Our vision model is an extension of classical image-based object detectors to videos. Similar to typical object detectors such as
YOLOv3, our vision model simultaneously localizes and classifies: it detects objects by putting bounding boxes around them and recognizes the object type of each bounding box (e.g. face, body, etc.).
Unlike image-based detectors, our model also understands the action being performed by each object. This means that it not only detects and distinguishes a human face from a human body but also determines, for instance, if a face is “smiling” or “talking” or if a body is “jumping” or “dancing”. This is made possible by training our model on
video data rather than static images.
Compared to image detectors, which only process two-dimensional images, our model can process the time dimension. On the architecture side, we achieve this by using 3D-convolutional layers instead of 2D-convolutional layers, which enables the neural network to extract the relevant motion features that are needed to recognize the action performed by each object.
This end-to-end approach provides us with a very effective tool for analyzing and understanding human actions. In total, our model is trained to detect over 1,100 types of human activities and hand gestures. Another approach that we experimented with consists of breaking localization and classification into two independent sub-tasks: first, we extract bounding boxes and crop around each object using an object detector; then, we classify the action performed in each crop using a second action recognition model.
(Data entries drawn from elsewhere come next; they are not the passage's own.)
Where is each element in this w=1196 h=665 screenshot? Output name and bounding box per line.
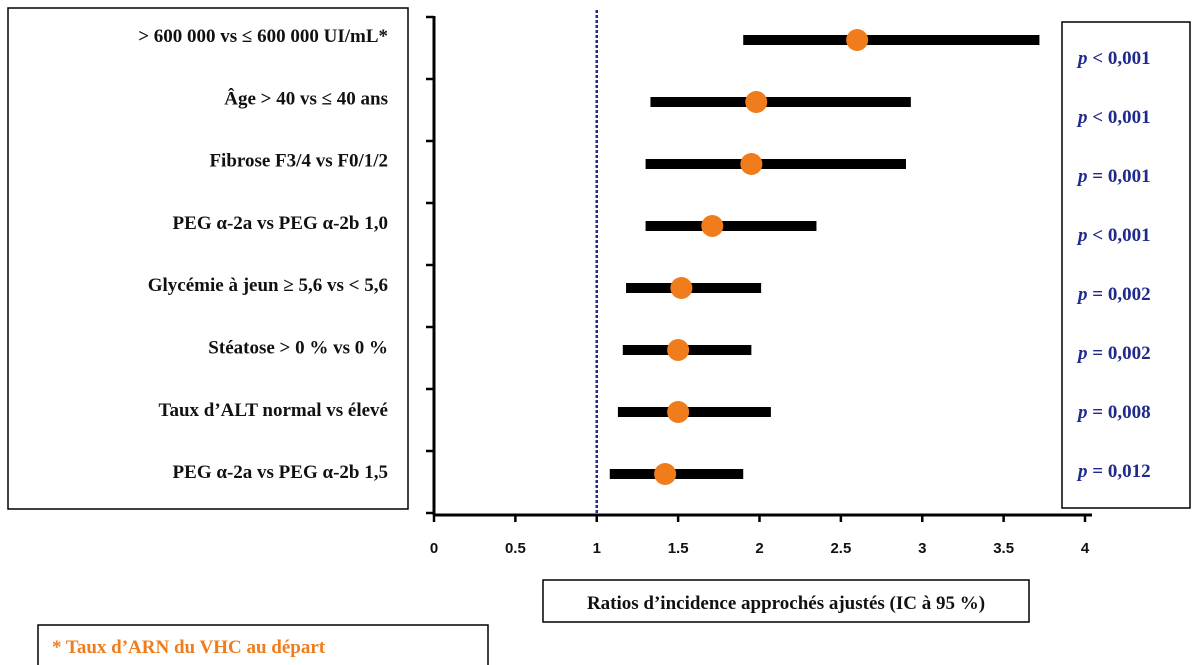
pvalue-symbol: p: [1076, 284, 1088, 305]
estimate-marker: [701, 215, 724, 237]
pvalue-label: p = 0,002: [1076, 284, 1151, 305]
footnote-box: [37, 624, 489, 665]
x-tick-label: 0.5: [505, 540, 526, 557]
pvalue-symbol: p: [1076, 166, 1088, 187]
x-tick-label: 1.5: [668, 540, 689, 557]
x-tick-label: 3: [918, 540, 926, 557]
pvalue-label: p < 0,001: [1076, 107, 1151, 128]
row-label: Âge > 40 vs ≤ 40 ans: [224, 87, 388, 109]
pvalue-text: < 0,001: [1088, 48, 1151, 69]
pvalue-text: < 0,001: [1088, 225, 1151, 246]
pvalue-label: p = 0,002: [1076, 343, 1151, 364]
pvalue-symbol: p: [1076, 461, 1088, 482]
estimate-marker: [846, 29, 869, 51]
pvalue-text: = 0,002: [1088, 343, 1151, 364]
x-axis-ticks: 0 0.5 1 1.5 2 2.5 3 3.5 4: [430, 515, 1090, 557]
x-tick-label: 1: [593, 540, 601, 557]
row-label: > 600 000 vs ≤ 600 000 UI/mL*: [138, 26, 388, 47]
pvalue-symbol: p: [1076, 225, 1088, 246]
y-axis-ticks: [426, 15, 434, 515]
row-label: PEG α-2a vs PEG α-2b 1,0: [173, 213, 388, 234]
row-label: Glycémie à jeun ≥ 5,6 vs < 5,6: [148, 275, 388, 296]
x-tick-label: 2.5: [830, 540, 851, 557]
row-label: Fibrose F3/4 vs F0/1/2: [209, 151, 388, 172]
pvalue-symbol: p: [1076, 48, 1088, 69]
pvalue-text: = 0,012: [1088, 461, 1151, 482]
row-label: Taux d’ALT normal vs élevé: [159, 400, 388, 421]
pvalue-label: p = 0,001: [1076, 166, 1151, 187]
footnote: * Taux d’ARN du VHC au départ: [52, 637, 326, 658]
row-label: Stéatose > 0 % vs 0 %: [208, 338, 388, 359]
pvalue-symbol: p: [1076, 402, 1088, 423]
labels-panel: [7, 7, 409, 510]
pvalue-label: p < 0,001: [1076, 225, 1151, 246]
estimate-marker: [740, 153, 763, 175]
pvalue-text: = 0,002: [1088, 284, 1151, 305]
pvalue-symbol: p: [1076, 107, 1088, 128]
estimate-marker: [670, 277, 693, 299]
estimate-marker: [667, 401, 690, 423]
pvalue-label: p < 0,001: [1076, 48, 1151, 69]
row-labels: > 600 000 vs ≤ 600 000 UI/mL* Âge > 40 vs…: [138, 26, 388, 483]
estimate-marker: [745, 91, 768, 113]
pvalue-text: < 0,001: [1088, 107, 1151, 128]
x-tick-label: 4: [1081, 540, 1090, 557]
pvalue-panel: [1061, 21, 1191, 509]
pvalue-label: p = 0,008: [1076, 402, 1151, 423]
x-tick-label: 0: [430, 540, 438, 557]
x-axis-label: Ratios d’incidence approchés ajustés (IC…: [587, 593, 985, 614]
row-label: PEG α-2a vs PEG α-2b 1,5: [173, 462, 388, 483]
pvalue-label: p = 0,012: [1076, 461, 1151, 482]
x-tick-label: 3.5: [993, 540, 1014, 557]
pvalue-text: = 0,008: [1088, 402, 1151, 423]
pvalue-symbol: p: [1076, 343, 1088, 364]
estimate-marker: [654, 463, 677, 485]
estimate-marker: [667, 339, 690, 361]
point-estimates: [654, 29, 869, 485]
x-tick-label: 2: [755, 540, 763, 557]
xlabel-box: [542, 579, 1030, 623]
pvalue-text: = 0,001: [1088, 166, 1151, 187]
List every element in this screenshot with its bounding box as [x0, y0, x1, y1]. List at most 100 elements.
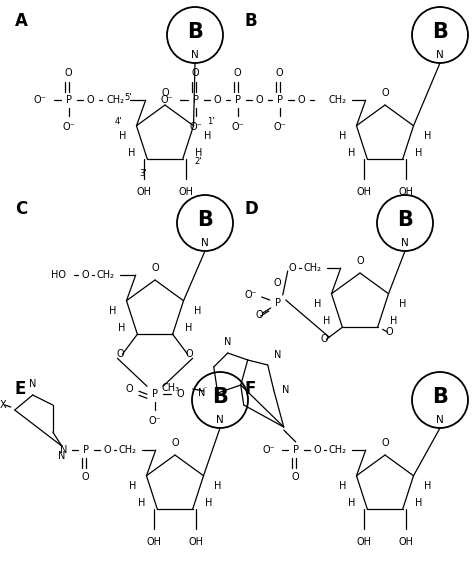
Text: H: H [128, 148, 136, 158]
Text: O: O [126, 384, 133, 394]
Text: H: H [109, 306, 117, 316]
Text: D: D [245, 200, 259, 218]
Text: C: C [15, 200, 27, 218]
Text: B: B [197, 210, 213, 230]
Text: O: O [161, 88, 169, 98]
Text: OH: OH [357, 537, 372, 547]
Text: P: P [275, 298, 281, 308]
Text: B: B [245, 12, 258, 30]
Text: O: O [314, 445, 321, 455]
Text: N: N [201, 238, 209, 248]
Text: O⁻: O⁻ [263, 445, 276, 455]
Text: HO: HO [51, 270, 66, 280]
Text: O: O [104, 445, 111, 455]
Text: CH₃: CH₃ [162, 383, 180, 393]
Text: X: X [0, 400, 6, 410]
Text: O: O [65, 68, 73, 78]
Text: N: N [401, 238, 409, 248]
Text: O⁻: O⁻ [34, 95, 47, 105]
Text: O: O [381, 438, 389, 448]
Text: N: N [436, 415, 444, 425]
Text: OH: OH [398, 537, 413, 547]
Text: O: O [381, 88, 389, 98]
Text: P: P [83, 445, 89, 455]
Text: N: N [216, 415, 224, 425]
Text: 2': 2' [195, 157, 202, 166]
Text: N: N [224, 337, 231, 347]
Text: O: O [151, 263, 159, 273]
Text: O⁻: O⁻ [149, 416, 161, 426]
Text: ⁻: ⁻ [204, 386, 208, 392]
Text: O: O [87, 95, 94, 105]
Text: B: B [187, 22, 203, 42]
Text: B: B [397, 210, 413, 230]
Text: CH₂: CH₂ [304, 263, 322, 273]
Text: OH: OH [137, 187, 152, 197]
Text: OH: OH [357, 187, 372, 197]
Text: OH: OH [147, 537, 162, 547]
Text: O⁻: O⁻ [189, 122, 202, 132]
Text: 4': 4' [115, 117, 122, 126]
Text: O: O [186, 349, 193, 359]
Text: B: B [432, 387, 448, 407]
Text: P: P [152, 389, 158, 399]
Text: H: H [339, 481, 346, 491]
Text: H: H [424, 131, 431, 141]
Text: N: N [198, 388, 206, 398]
Text: O⁻: O⁻ [273, 122, 286, 132]
Text: H: H [203, 131, 211, 141]
Text: O: O [273, 278, 281, 288]
Text: H: H [399, 299, 406, 308]
Text: CH₂: CH₂ [97, 270, 115, 280]
Text: H: H [119, 131, 127, 141]
Text: H: H [213, 481, 221, 491]
Text: P: P [193, 95, 199, 105]
Text: O⁻: O⁻ [63, 122, 75, 132]
Text: O: O [171, 438, 179, 448]
Text: H: H [129, 481, 137, 491]
Text: H: H [195, 148, 202, 158]
Text: H: H [424, 481, 431, 491]
Text: H: H [314, 299, 321, 308]
Text: H: H [348, 498, 356, 508]
Text: O: O [356, 256, 364, 266]
Text: OH: OH [178, 187, 193, 197]
Text: P: P [293, 445, 299, 455]
Text: B: B [432, 22, 448, 42]
Text: O: O [234, 68, 242, 78]
Text: N: N [273, 350, 281, 360]
Text: N: N [191, 50, 199, 60]
Text: N: N [282, 385, 289, 395]
Text: H: H [185, 323, 192, 333]
Text: H: H [348, 148, 356, 158]
Text: CH₂: CH₂ [107, 95, 125, 105]
Text: O: O [386, 327, 393, 337]
Text: E: E [15, 380, 27, 398]
Text: H: H [193, 306, 201, 316]
Text: O⁻: O⁻ [231, 122, 244, 132]
Text: O: O [82, 270, 90, 280]
Text: O: O [276, 68, 283, 78]
Text: H: H [118, 323, 125, 333]
Text: O: O [214, 95, 221, 105]
Text: 1': 1' [208, 117, 215, 126]
Text: O: O [82, 472, 90, 482]
Text: 3': 3' [139, 169, 147, 178]
Text: O: O [298, 95, 306, 105]
Text: H: H [205, 498, 212, 508]
Text: F: F [245, 380, 256, 398]
Text: H: H [138, 498, 146, 508]
Text: O: O [292, 472, 300, 482]
Text: H: H [323, 316, 330, 326]
Text: N: N [436, 50, 444, 60]
Text: O: O [320, 334, 328, 344]
Text: H: H [339, 131, 346, 141]
Text: P: P [277, 95, 283, 105]
Text: O: O [256, 95, 264, 105]
Text: H: H [415, 148, 422, 158]
Text: OH: OH [398, 187, 413, 197]
Text: H: H [415, 498, 422, 508]
Text: CH₂: CH₂ [329, 95, 347, 105]
Text: O⁻: O⁻ [245, 290, 258, 300]
Text: B: B [212, 387, 228, 407]
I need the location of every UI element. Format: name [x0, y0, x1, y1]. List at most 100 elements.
Our experience tells us that the end-to-end approach has several benefits over this two-step approach:
-
Simplicity: only one deep learning model to maintain.
-
Multi-tasking / Transfer learning: solving both tasks at once should make the model better on each individual task.
-
Omniscience: the recognition of actions is not restricted to one individual in the scene; the model is aware of all the actions taking place at the same time.
-
Constant complexity: it does not matter how many people are in the scene. The computation required for multi-person recognition and action classification is as efficient as for one person.
-
Speed: recognizing and classifying human actions simultaneously saves inference time. This makes it possible to run the vision model in real-time on edge-devices like the iPad Pro.